Maintaining the verdict of 1989 is essential if Russia is to realize the promise of its rich cultural heritage. Putin’s Russia is a dying society, run by a kleptocracy that maintains control by state-authorized thuggery and systematically ignores the most severe public-health problems in the developed world. Revanchism and imperial muscle-flexing, like Winter Olympic Games in the grand style of Nero, are distractions from all that, and excuses not to come to grips with Russia’s own social and political deficiencies. Thus Putin’s determination to reverse the verdict of 1989, as it applies to Ukraine, is not only old-fashioned Russian imperialism; it is an obvious attempt to forestall the “Russian Maidan” that, inspired by the Ukrainian example, could begin the process of civic renewal in Russia.
That is why the state-controlled media in Russia have been engaging in a vicious program of anti-Ukrainian agitprop for the past several months – a campaign to which some Western media sources have proven unbecomingly susceptible. If Putin’s Russia is permitted to get away with the Big Lie vis-à-vis Ukraine, then the possibility of pro-democracy activists in Russia successfully confronting the culture of the lie with which they must contend on a daily basis will be severely eroded. And a Putinized, irredentist Russia will become a permanently destabilizing force, not only in Europe but in the rest of the world.
The riches of its cultural heritage suggest that Russia can be, and should be, a great nation. But Russia will not be that for so long as it is beset by imperial fantasies and the public culture of prevarication needed to sustain those fantasies.
Maintaining the verdict of 1989 is essential to the maintenance of democratic solidarity in the trans-Atlantic world. One of the most troubling aspects of the American governmental response to the Maidan revolution in Ukraine has been that it has gravely disappointed brave Ukrainian democracy activists, who think they have been insufficiently supported by what they continue to imagine is the world’s leading democracy. “What is the matter in Washington?” is a question one regularly gets from Ukrainian friends and colleagues. “Don’t they understand what’s at stake here?”
And of course the honest answer would be that much of the present administration, judged by its actions (or inactions), does not. It continues to think of international politics and diplomacy in therapeutic categories, rather than in terms of interests informed by values and pursued by all the available levers of power. It issues warnings that are belied by their very formulation, as well as by subsequent inaction. It is run by leaders who never really grasped the essence of the Cold War, and therefore do not understand why the verdict of 1989 must be maintained, precisely in service of the peace they claim to be seeking.

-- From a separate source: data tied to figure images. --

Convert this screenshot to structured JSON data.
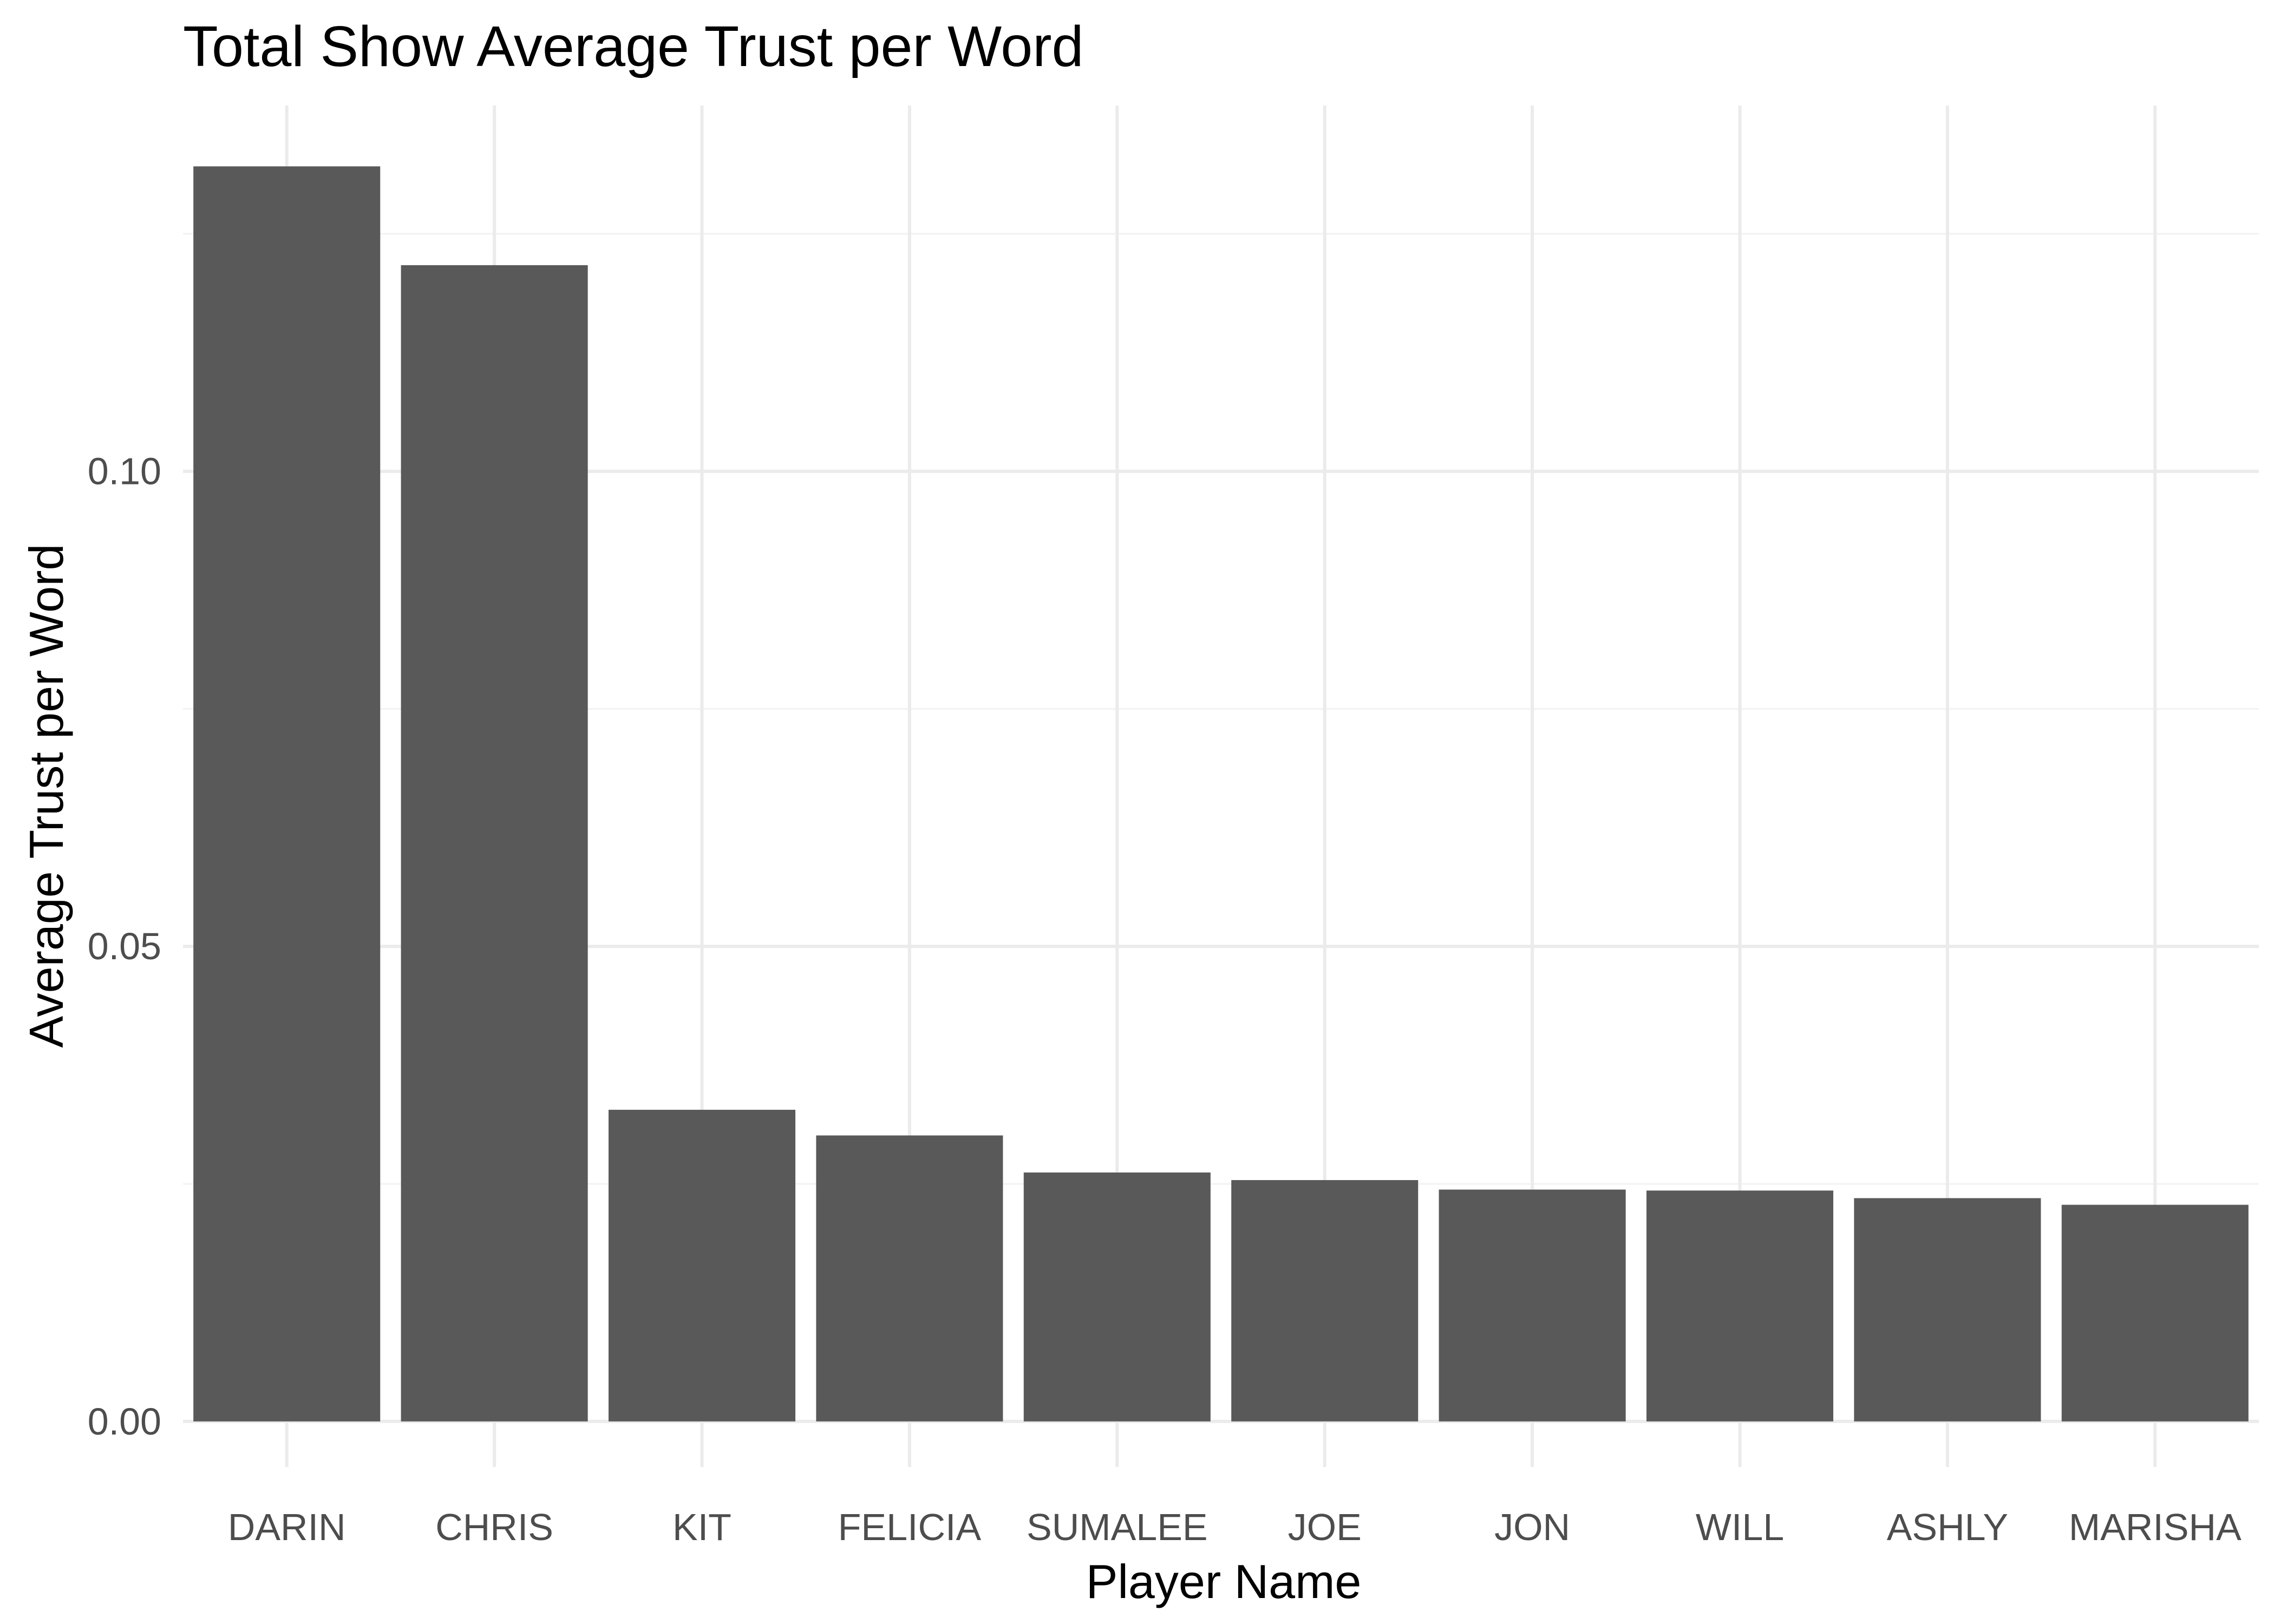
{
  "chart_data": {
    "type": "bar",
    "title": "Total Show Average Trust per Word",
    "xlabel": "Player Name",
    "ylabel": "Average Trust per Word",
    "categories": [
      "DARIN",
      "CHRIS",
      "KIT",
      "FELICIA",
      "SUMALEE",
      "JOE",
      "JON",
      "WILL",
      "ASHLY",
      "MARISHA"
    ],
    "values": [
      0.1321,
      0.1217,
      0.0328,
      0.0301,
      0.0262,
      0.0254,
      0.0244,
      0.0243,
      0.0235,
      0.0228
    ],
    "ylim": [
      -0.0048,
      0.1385
    ],
    "yticks": [
      0.0,
      0.05,
      0.1
    ],
    "ytick_labels": [
      "0.00",
      "0.05",
      "0.10"
    ],
    "grid": true,
    "legend": "none",
    "bar_color": "#595959",
    "grid_color": "#ebebeb",
    "background": "#ffffff"
  }
}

If America leaves Ukraine to be dismembered, the credibility of the United States will reach a new post–Cold War low. Those who bitterly opposed the American-led deposition of Saddam Hussein complained about the superpower run amok. But just wait until the results of the feckless superpower are made unmistakably clear, beyond the clarity already evident in the bloody awfulness of Syria.
Then the world will see that “world order” is not a mantra or an idea, but the achievement of politics and diplomacy, backed up by the many forms of power that a superpower can deploy.